All that is lacking in this attractive vision is the road itself, and that’s where the state of Maine comes into the scenario. In many sections of Route 1 or Route 186, the roadway is hardly a highly touted byway but more like a reality from “Tobacco Road.”
Maine Department of Transportation folks have promised for several years to reconstruct the stretch of Route 1 from the Taunton bridge to Sumner Memorial High School. We may even see that happen before the shocks on our vehicles wear out, the tires blow out, and the wheel alignments throw out.
We may live to see guardrails where coastal waters lap the road; we may even witness the appearance of road shoulders and the disappearance of hazardous potholes. For now, though, the completion of the project seems doubtful as the ebbing and flowing of state highway funding seems to flow in southern Maine and ebb in the Down East region.
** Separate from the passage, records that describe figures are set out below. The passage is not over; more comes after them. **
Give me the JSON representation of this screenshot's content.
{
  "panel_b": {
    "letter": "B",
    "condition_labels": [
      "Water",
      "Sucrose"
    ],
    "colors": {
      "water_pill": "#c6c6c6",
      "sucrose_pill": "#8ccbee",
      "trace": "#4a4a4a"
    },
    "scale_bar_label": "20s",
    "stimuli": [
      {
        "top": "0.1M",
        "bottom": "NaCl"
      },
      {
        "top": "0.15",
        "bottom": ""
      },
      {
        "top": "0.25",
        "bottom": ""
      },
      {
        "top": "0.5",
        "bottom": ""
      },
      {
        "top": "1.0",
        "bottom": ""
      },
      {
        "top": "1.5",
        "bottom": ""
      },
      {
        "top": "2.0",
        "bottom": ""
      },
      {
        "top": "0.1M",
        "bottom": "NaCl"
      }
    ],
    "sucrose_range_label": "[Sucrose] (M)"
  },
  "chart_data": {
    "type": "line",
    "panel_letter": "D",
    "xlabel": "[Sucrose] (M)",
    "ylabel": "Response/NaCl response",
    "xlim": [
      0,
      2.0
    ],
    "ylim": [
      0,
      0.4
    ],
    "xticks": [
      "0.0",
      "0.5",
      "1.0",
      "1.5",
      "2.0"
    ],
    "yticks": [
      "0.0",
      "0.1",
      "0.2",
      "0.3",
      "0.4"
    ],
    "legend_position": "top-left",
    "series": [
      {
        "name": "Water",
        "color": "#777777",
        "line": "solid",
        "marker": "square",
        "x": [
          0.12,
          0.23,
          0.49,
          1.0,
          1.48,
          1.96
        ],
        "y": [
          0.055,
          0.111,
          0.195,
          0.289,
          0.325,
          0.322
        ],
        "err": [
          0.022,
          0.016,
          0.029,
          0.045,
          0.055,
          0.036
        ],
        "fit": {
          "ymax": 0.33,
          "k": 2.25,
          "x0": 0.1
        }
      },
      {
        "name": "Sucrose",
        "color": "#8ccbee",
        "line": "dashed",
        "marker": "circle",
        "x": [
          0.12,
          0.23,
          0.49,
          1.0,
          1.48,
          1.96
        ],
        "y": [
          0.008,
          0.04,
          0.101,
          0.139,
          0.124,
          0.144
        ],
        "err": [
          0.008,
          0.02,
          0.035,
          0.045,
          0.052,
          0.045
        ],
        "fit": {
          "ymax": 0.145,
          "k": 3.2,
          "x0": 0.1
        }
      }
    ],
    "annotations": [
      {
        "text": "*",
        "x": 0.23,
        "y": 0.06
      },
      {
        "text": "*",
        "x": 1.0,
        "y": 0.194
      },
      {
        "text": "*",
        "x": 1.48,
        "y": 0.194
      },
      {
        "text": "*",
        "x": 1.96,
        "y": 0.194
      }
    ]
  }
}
Case in point: Route 186 has won partial funding but not nearly enough to get the job done. In a piece-meal approach, the MDOT plans are to rebuild whatever is left of “a road” through South Gouldsboro but somehow yanked the funding for the West Gouldsboro section.
This has caused a stir around these parts where residents are being asked to lobby for restoration of funding by writing everyone from Gov. John Baldacci to MDOT Commissioner David Cole, from state Rep. Earl Bierman to state Sen. Dennis Damon.
Perhaps the pressure is paying off. At least, crews were out last week patching more holes in the battered roadway, slapping tar where frost heaves have split the pavement and repairing ditches washed away by heavy rains.
But we can’t help but wonder if Commissioner Cole has traveled our National Scenic Byway. We know Willie Nelson hasn’t or he would never have sung, “Road again; just can’t wait to get on the road again.”
While the state is bragging about its new electronic toll collection system along the Maine Turnpike, motorists around here aren’t asking for an E-Z Pass to speed our way through tollbooths.
We just want an easy pass to and from home.